Hulsean Lectures.  I found some chapters difficult, while others touched on aspects of place about which I knew something, but from a perspective which made me question what I though I knew.  At the end of one which begins with Augustine’s City of God, he writes: “Any workable theology of place must … contend with estrangement, with what is flawed and damaged in material existence… However, a purely ethical approach to place is not sufficient.  There must also be a sacramental sensibility in which the particularities of places may point beyond themselves to the mystery of God.”

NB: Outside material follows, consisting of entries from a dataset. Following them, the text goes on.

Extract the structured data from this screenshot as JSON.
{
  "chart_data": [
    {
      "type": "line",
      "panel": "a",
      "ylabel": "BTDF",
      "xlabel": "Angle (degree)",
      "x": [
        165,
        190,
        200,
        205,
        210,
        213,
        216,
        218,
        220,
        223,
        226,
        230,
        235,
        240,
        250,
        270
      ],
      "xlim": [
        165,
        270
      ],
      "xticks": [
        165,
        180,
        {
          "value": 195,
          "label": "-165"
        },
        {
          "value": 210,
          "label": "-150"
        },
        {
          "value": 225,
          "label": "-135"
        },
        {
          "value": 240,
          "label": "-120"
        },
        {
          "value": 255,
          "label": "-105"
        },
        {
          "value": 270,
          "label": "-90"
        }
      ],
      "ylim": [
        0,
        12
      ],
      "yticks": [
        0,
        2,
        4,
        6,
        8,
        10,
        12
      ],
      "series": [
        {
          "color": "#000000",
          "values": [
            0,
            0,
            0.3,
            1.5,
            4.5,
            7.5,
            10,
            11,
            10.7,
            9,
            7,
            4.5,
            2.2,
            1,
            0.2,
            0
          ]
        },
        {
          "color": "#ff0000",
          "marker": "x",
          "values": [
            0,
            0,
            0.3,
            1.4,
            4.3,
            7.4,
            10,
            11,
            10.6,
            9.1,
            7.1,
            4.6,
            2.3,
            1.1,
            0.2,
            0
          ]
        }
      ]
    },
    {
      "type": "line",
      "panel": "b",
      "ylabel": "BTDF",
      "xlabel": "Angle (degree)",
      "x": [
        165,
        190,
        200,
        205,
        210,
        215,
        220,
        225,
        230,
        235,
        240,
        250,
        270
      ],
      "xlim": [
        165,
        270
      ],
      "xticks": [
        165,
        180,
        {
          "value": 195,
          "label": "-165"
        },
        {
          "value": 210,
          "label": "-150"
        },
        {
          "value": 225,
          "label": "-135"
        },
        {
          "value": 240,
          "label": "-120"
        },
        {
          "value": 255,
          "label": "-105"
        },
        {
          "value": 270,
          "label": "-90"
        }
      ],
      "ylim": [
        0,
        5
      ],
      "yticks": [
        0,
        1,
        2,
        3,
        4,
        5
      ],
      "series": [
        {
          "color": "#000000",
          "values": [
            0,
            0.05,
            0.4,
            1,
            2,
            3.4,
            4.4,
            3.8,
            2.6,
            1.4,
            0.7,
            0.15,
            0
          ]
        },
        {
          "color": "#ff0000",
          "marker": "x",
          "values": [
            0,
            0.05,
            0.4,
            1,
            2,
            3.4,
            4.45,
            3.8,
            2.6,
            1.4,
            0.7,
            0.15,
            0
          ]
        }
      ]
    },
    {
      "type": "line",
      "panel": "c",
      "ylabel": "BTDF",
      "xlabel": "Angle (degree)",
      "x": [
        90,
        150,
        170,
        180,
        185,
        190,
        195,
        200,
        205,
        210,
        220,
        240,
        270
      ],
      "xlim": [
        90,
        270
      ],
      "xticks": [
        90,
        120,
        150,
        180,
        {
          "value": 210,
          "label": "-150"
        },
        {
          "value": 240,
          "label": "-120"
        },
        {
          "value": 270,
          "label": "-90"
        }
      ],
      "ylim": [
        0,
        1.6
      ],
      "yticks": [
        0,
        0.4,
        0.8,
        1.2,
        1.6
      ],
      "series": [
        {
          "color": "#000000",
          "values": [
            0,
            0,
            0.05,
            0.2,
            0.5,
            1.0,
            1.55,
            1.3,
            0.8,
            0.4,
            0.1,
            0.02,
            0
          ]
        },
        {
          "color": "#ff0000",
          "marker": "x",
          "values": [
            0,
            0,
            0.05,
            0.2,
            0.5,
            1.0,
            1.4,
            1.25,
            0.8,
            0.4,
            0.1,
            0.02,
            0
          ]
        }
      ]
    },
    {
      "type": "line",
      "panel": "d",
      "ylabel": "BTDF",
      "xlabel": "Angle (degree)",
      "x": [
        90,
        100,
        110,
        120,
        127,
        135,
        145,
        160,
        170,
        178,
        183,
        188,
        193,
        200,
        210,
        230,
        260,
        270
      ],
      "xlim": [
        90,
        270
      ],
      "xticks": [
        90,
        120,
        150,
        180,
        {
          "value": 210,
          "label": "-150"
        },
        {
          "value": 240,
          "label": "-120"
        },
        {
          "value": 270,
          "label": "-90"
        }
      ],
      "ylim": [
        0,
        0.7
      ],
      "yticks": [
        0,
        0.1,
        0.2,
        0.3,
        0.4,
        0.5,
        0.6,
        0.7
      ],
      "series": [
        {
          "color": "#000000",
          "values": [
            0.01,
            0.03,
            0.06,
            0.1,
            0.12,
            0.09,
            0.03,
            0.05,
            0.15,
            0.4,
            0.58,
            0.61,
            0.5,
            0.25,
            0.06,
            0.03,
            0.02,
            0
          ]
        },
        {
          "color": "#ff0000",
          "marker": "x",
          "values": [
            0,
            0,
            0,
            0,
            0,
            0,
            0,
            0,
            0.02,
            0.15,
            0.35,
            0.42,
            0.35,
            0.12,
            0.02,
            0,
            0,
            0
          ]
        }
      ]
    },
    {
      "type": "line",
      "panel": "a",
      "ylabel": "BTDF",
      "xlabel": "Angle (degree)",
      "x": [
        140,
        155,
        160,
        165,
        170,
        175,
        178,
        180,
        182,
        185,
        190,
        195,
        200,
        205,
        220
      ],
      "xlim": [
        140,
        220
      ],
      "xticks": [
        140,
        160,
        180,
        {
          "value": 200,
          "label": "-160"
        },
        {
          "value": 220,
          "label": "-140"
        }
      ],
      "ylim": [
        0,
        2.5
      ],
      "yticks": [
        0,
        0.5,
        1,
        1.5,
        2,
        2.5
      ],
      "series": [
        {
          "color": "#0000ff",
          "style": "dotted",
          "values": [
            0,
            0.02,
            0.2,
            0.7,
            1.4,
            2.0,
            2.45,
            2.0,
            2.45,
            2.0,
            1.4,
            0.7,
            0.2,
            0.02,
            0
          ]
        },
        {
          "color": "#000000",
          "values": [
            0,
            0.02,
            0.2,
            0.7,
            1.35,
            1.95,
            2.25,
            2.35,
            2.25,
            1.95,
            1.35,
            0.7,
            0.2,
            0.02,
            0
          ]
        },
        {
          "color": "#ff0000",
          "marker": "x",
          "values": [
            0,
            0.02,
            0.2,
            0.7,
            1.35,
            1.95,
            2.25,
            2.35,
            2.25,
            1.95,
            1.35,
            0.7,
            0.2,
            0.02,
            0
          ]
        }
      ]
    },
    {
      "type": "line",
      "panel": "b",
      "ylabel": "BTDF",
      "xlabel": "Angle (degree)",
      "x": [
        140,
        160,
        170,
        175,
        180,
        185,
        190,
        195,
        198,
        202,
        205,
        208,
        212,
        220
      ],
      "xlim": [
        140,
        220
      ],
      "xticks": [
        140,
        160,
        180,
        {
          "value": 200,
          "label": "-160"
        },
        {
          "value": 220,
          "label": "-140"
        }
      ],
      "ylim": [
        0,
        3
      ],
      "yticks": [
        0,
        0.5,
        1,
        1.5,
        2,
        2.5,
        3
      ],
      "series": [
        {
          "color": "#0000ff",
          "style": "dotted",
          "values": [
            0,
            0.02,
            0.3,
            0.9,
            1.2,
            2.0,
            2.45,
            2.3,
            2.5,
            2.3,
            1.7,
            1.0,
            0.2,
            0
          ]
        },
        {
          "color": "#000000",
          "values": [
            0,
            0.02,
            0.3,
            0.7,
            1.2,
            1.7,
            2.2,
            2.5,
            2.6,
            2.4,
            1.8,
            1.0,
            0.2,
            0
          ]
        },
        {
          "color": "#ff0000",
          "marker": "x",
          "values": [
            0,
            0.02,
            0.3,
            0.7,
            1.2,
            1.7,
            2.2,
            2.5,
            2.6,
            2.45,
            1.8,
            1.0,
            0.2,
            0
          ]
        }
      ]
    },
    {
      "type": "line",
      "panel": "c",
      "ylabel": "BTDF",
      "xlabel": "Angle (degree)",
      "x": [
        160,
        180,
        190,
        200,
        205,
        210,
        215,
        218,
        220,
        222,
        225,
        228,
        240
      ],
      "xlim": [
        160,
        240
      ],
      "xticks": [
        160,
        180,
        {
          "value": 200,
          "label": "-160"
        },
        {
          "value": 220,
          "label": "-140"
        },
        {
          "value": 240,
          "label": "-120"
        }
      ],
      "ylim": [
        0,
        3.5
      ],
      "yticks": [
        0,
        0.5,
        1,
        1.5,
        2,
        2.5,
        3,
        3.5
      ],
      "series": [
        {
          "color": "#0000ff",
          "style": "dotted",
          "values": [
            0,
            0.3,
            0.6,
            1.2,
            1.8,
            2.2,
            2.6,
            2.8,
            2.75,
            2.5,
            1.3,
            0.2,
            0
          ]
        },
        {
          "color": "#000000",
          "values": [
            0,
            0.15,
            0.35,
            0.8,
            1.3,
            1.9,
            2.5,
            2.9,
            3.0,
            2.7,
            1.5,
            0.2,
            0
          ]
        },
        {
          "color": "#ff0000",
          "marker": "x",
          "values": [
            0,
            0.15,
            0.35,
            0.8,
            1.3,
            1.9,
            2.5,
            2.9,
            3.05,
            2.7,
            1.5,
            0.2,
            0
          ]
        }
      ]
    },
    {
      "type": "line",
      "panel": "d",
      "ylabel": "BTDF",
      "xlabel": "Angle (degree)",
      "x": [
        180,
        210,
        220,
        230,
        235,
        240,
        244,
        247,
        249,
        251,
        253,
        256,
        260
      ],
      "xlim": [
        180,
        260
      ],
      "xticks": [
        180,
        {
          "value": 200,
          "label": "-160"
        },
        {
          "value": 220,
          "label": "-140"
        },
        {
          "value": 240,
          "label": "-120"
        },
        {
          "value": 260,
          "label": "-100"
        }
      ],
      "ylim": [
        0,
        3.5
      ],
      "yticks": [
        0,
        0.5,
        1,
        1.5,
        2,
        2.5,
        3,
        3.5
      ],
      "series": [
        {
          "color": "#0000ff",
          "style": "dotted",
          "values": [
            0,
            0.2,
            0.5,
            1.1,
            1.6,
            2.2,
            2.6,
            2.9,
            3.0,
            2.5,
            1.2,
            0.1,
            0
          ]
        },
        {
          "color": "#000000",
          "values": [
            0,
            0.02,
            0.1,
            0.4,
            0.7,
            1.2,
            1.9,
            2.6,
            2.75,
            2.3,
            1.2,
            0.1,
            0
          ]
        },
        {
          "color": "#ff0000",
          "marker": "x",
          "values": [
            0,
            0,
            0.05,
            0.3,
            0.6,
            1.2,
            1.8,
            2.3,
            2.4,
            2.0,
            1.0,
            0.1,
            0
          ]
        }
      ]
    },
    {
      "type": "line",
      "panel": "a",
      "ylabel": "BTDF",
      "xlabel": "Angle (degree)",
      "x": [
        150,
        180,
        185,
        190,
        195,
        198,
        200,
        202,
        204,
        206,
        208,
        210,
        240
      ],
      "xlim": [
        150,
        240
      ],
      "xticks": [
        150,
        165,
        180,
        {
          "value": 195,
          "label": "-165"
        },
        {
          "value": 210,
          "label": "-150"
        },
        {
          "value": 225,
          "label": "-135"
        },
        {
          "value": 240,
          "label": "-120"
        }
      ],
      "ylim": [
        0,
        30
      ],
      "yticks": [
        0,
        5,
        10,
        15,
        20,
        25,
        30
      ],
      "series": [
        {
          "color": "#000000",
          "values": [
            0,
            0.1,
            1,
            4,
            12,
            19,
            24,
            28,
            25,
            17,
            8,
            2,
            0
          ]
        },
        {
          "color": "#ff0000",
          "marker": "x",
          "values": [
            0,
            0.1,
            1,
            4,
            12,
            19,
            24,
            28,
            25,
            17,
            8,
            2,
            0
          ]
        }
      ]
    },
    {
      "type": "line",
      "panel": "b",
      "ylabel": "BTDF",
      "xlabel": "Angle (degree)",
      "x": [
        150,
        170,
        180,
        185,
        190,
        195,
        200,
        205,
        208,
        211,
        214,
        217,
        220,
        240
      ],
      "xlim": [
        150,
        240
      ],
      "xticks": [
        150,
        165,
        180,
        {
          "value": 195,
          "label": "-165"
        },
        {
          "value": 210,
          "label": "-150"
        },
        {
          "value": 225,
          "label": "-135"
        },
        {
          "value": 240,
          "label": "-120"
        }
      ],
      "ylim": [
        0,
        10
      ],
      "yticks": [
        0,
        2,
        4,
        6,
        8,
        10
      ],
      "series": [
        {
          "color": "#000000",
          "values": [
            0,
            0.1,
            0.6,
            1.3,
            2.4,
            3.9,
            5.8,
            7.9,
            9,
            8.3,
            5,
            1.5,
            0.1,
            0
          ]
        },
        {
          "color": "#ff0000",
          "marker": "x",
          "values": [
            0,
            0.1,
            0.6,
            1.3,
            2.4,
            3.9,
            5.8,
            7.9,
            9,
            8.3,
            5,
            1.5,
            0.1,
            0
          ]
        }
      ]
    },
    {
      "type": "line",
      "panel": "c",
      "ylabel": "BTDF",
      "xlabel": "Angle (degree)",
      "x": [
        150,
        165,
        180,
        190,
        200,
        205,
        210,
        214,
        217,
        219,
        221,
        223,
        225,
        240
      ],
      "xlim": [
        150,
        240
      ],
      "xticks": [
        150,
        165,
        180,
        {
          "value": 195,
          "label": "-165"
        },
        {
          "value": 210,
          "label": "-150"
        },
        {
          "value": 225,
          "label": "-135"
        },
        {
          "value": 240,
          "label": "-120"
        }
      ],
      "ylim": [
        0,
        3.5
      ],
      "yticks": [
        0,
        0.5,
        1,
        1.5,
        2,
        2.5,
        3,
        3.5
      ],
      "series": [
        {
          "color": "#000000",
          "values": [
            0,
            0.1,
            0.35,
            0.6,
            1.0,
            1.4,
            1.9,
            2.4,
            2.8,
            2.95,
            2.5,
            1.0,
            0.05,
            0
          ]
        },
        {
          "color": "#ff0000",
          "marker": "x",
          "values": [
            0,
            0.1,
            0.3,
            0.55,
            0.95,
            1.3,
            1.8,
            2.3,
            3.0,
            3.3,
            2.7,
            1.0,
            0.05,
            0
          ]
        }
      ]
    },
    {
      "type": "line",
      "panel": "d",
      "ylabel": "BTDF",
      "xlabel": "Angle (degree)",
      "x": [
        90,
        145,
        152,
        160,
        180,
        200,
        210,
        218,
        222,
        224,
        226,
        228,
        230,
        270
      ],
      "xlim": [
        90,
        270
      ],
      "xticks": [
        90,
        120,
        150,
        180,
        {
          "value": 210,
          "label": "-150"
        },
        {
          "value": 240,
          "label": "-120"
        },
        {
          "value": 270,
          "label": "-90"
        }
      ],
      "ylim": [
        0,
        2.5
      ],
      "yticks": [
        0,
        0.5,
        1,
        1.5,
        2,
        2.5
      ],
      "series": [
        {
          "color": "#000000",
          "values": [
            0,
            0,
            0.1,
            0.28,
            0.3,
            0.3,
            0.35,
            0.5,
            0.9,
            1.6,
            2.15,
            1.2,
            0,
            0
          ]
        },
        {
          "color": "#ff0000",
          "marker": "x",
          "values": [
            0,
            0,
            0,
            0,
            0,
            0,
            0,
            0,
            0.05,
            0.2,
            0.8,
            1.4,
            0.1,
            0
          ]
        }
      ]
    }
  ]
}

On the other hand, mysticism should be seen as a theologically-rooted practice, an aspect of Christian discipleship, rather than private experiences in “a devotional backwater”.  “For the great mystics such as Ruusbroec or Julian of Norwich, God is our country, our home and our place.  Yet God is to be thought of as both in no place alone and yet in every place at once.”

He ends by trying to bring a Christian perspective into contemporary discussions of cities.  Augustine for the 21st century, or …?

Hilary Linstead and Elisabeth Davies, Growing Old Outrageously: A Memoir of Travel, Food and Friendship

Two old school friends meet up in their retirement and share a number of holidays all over the world.

William Dalrymple, In Xanadu: A Quest

His first book describes an undergraduate journey trying to follow the route of Marco Polo from Jerusalem to Kubla Khan’s summer palace.  An amazing project through many kinds of obstacle, finally arriving, illegally, just in time to catch a flight back to Cambdridge for the beginning of his final year of study.  I bought this at the Oxfam shop at the Hay Festival.  I think I may have read one of his later books but am possibly confusing him with William Johnston.